I wrote TagTreeScanner, which can be used to parse text files when
the desired output is a hierarchy of nodes and text (i.e. an XML type
file).
http://phrogz.net/RubyLibs/OWLScribble/doc/tts.html
Adam,
I've actually worked a bunch with Racc fairly recently. I'm don't have
the time (or expertise) to write up any tutorials any time soon, but I can
give you a brief description of my experience.
I started out by making incorrect assumptions. Racc does a great job of
generating a parser. The problem (that I misunderstood) is that at its
heart, Racc is a parser-generator and not much more. Racc generates a
parser that will accept or reject a sentence according to the grammar that
it is generated from. Where you go from there is up to you.
I used Racc to generate an Ada parser (without too much trouble). Though
I haven't put too much time into it, I've found the hard part to be
generating an Abstract Syntax Tree that worked for me. It's the AST that
will allow me to manipulate the stuff that I parsed.
Oh geez, I almost forgot. I got started using the Parser Generators
chapter from the Ruby Developer's Guide from Syngress. I think the
chapter may have been written by Robert Feldt (Mr. Rockit, or at least the
one that isnt't Herbie Hancock) and I enjoyed it. There's rockit sutff in
there too.
Good luck to you, and if you have any specific questions or problems feel
free to contact me personally.
mattD
The Racc distribution includes several sample applications, including a
4-function calculator. If you've ever used yacc, that's probably enough
to get you going. If not, Kernighan & Pike's _The Unix Programming
Environment_ has a nice expository treatment of yacc in Chapter 8. (Now
22 years old, K&P is still a first-rate technical book.)
Steve
>> http://i.loveruby.net/en/prog/racc.html might be of use.
>
> Any good tutorials on Racc hiding on some corner of the net? I would
> like to learn more about it.
If there is some interest, I might post a small parser
(using racc/stringscanner) which I am working on right now (the parsing part
is finished). I am a novice with racc, though. But I think it is
pretty straightforward.
Patrick
(Just a simple language, like
set a b
do this using this, that, other
write 'file a', 'file.b.txt'
and alike)
> It would be interesting to look at one way or another.
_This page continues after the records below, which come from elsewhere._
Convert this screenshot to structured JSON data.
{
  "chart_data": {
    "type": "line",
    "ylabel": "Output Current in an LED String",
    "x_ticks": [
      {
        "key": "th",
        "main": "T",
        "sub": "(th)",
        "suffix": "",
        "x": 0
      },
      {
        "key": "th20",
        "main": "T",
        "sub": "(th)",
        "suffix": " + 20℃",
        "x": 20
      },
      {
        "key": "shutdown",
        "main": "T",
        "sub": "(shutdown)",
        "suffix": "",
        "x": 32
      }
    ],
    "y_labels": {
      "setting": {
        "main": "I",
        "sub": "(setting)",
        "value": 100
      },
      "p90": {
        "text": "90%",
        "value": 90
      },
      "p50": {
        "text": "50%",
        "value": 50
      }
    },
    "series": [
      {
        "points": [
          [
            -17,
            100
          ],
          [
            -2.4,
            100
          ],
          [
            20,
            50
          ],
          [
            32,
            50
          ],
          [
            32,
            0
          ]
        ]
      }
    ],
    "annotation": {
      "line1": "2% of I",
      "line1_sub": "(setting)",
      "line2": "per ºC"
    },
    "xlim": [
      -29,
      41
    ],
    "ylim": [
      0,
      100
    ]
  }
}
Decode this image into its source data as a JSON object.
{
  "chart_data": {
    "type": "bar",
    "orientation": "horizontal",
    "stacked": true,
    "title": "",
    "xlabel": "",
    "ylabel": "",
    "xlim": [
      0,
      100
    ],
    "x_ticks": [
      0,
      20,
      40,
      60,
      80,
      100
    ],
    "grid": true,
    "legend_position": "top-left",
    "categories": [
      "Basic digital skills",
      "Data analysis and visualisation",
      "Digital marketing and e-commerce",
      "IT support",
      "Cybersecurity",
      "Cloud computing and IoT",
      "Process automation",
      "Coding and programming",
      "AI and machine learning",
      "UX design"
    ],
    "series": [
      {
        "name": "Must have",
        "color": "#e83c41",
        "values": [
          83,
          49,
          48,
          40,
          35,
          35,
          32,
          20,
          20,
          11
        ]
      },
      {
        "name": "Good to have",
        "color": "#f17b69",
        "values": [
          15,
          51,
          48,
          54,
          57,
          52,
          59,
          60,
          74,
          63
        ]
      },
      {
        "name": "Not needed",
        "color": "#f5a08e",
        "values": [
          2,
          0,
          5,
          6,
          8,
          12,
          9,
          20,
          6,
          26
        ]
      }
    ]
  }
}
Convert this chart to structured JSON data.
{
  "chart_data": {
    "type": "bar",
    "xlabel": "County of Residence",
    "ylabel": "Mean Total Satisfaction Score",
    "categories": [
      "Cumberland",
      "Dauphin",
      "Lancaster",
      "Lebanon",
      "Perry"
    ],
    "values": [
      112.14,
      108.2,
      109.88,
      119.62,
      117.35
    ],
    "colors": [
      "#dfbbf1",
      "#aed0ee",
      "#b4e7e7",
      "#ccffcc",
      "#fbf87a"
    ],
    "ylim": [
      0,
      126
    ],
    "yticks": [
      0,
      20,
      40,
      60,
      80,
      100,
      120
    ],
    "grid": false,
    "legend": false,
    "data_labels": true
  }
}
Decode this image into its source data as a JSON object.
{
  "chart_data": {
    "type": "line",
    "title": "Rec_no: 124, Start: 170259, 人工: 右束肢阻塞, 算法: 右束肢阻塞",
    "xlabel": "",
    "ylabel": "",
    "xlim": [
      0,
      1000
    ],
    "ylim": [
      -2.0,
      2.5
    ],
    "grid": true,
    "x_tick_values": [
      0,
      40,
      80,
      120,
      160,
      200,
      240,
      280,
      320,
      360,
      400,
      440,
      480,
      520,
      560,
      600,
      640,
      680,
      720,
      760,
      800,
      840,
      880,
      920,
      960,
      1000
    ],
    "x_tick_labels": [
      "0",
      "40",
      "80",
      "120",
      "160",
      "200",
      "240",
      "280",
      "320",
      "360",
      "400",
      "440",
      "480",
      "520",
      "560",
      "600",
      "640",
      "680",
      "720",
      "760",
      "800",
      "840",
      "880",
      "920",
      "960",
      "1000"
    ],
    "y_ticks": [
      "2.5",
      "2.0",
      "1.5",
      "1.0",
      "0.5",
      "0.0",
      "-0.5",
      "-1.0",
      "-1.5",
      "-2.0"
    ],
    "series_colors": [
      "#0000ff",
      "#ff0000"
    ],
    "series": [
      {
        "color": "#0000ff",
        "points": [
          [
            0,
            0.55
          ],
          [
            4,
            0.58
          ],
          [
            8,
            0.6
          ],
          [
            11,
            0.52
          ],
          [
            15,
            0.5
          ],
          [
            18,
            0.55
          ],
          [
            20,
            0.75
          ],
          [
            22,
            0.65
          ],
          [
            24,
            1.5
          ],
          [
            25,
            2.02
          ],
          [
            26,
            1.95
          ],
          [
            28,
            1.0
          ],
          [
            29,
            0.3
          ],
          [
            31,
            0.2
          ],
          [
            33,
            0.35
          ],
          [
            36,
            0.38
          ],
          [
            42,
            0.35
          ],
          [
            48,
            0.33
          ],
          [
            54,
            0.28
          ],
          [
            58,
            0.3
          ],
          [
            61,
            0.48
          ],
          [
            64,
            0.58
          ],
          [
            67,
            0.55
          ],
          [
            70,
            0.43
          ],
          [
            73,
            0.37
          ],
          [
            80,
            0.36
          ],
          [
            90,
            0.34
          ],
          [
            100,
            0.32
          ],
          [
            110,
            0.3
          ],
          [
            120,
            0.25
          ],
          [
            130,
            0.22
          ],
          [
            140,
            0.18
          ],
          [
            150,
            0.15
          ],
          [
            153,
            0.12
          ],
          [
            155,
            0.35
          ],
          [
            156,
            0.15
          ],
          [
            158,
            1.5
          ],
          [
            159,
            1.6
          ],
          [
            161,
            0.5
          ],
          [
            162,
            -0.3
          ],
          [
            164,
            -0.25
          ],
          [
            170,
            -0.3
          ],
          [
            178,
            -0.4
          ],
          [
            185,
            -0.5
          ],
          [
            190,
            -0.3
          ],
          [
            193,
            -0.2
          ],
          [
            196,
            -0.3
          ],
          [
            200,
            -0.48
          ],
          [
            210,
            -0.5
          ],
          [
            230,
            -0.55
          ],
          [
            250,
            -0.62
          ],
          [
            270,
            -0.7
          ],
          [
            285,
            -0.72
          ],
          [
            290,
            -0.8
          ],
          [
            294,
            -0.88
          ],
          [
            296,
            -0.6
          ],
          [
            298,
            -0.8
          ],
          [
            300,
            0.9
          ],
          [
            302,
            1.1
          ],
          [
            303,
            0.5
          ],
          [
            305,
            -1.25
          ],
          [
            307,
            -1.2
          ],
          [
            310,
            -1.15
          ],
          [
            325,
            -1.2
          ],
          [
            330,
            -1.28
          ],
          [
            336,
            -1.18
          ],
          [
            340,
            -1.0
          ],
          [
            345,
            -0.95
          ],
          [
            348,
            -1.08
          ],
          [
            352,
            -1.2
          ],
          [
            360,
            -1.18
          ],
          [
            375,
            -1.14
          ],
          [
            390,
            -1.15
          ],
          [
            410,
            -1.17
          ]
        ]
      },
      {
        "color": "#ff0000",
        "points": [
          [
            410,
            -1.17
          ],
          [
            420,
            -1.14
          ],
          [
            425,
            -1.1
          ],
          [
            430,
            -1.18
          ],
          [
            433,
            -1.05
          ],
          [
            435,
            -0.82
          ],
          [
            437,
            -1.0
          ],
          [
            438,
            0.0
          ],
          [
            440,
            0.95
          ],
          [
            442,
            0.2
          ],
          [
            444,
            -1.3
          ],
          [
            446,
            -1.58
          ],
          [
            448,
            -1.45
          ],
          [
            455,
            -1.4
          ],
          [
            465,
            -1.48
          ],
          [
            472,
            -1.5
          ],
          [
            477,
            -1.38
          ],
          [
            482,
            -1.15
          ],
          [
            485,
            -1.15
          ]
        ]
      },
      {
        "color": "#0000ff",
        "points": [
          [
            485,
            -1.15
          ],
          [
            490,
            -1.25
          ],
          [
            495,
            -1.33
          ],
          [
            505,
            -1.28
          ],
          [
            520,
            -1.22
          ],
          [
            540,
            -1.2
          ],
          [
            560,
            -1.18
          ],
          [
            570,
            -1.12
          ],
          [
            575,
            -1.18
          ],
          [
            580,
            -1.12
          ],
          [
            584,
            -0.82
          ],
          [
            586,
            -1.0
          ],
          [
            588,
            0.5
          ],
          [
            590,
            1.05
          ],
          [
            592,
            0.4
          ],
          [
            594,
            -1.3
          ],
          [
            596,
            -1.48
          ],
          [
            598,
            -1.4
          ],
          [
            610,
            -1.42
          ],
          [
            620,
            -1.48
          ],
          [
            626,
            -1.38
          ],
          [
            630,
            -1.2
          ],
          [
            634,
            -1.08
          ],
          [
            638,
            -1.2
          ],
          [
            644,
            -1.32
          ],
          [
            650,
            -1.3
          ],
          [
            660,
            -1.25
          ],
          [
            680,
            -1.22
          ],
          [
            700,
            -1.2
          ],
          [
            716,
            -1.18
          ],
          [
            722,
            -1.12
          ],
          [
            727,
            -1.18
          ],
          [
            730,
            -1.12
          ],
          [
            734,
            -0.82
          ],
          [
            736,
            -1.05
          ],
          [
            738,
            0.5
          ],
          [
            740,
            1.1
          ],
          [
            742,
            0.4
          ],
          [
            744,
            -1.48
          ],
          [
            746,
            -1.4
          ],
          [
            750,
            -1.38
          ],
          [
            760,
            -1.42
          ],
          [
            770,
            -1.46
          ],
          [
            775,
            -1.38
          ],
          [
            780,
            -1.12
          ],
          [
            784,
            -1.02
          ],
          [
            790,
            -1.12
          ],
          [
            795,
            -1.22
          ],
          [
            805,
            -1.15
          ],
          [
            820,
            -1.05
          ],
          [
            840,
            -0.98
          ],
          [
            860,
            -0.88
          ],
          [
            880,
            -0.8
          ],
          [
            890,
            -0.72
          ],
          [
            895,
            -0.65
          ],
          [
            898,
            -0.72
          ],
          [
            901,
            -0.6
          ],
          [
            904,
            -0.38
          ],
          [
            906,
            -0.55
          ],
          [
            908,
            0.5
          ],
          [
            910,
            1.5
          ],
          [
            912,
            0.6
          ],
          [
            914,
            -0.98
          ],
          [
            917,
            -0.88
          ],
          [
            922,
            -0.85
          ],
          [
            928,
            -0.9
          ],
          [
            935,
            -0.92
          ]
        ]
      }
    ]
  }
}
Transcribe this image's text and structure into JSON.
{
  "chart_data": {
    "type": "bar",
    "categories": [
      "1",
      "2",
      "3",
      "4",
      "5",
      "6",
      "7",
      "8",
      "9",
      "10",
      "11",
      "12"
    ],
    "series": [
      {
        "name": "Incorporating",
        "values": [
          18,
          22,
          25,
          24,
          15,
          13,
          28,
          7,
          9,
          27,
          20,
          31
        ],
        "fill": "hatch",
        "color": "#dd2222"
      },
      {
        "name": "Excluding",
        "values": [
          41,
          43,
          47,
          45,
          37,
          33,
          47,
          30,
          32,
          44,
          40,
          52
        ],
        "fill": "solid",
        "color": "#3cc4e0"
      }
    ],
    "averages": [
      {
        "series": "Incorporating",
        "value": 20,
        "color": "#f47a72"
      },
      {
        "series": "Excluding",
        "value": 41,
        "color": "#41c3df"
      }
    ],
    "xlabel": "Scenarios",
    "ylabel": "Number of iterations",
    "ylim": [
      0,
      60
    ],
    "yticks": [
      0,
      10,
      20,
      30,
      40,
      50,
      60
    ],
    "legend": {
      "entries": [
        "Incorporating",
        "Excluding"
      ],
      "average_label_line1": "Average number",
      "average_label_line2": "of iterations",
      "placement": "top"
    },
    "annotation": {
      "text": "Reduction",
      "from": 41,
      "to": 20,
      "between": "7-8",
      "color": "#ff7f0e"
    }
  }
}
I don't want to send out a big announcement message until I get
documentation in there, but my parsing library is on RubyForge now:
http://rubyforge.org/projects/input/
It should be easy to figure out how to use it from the unit tests in
CVS. I did release a gem, if you want to install it.
James Edward Gray II
> Great.
> This looks very much like what I was imagining, or at least some part
> of it. I think I'll play with it a little bit today or tonight and
> see
> what I can do.
I have ideas for more features and I will document the next release,
so hopefully it will be more approachable. I'm using it to do real-
world tasks now though, so I think it has potential.
> By the way, I never knew you could do:
> ?u or ?a
> to get the int codes for a letter, how odd.
Ruby's just full of surprises. ;)
James Edward Gray II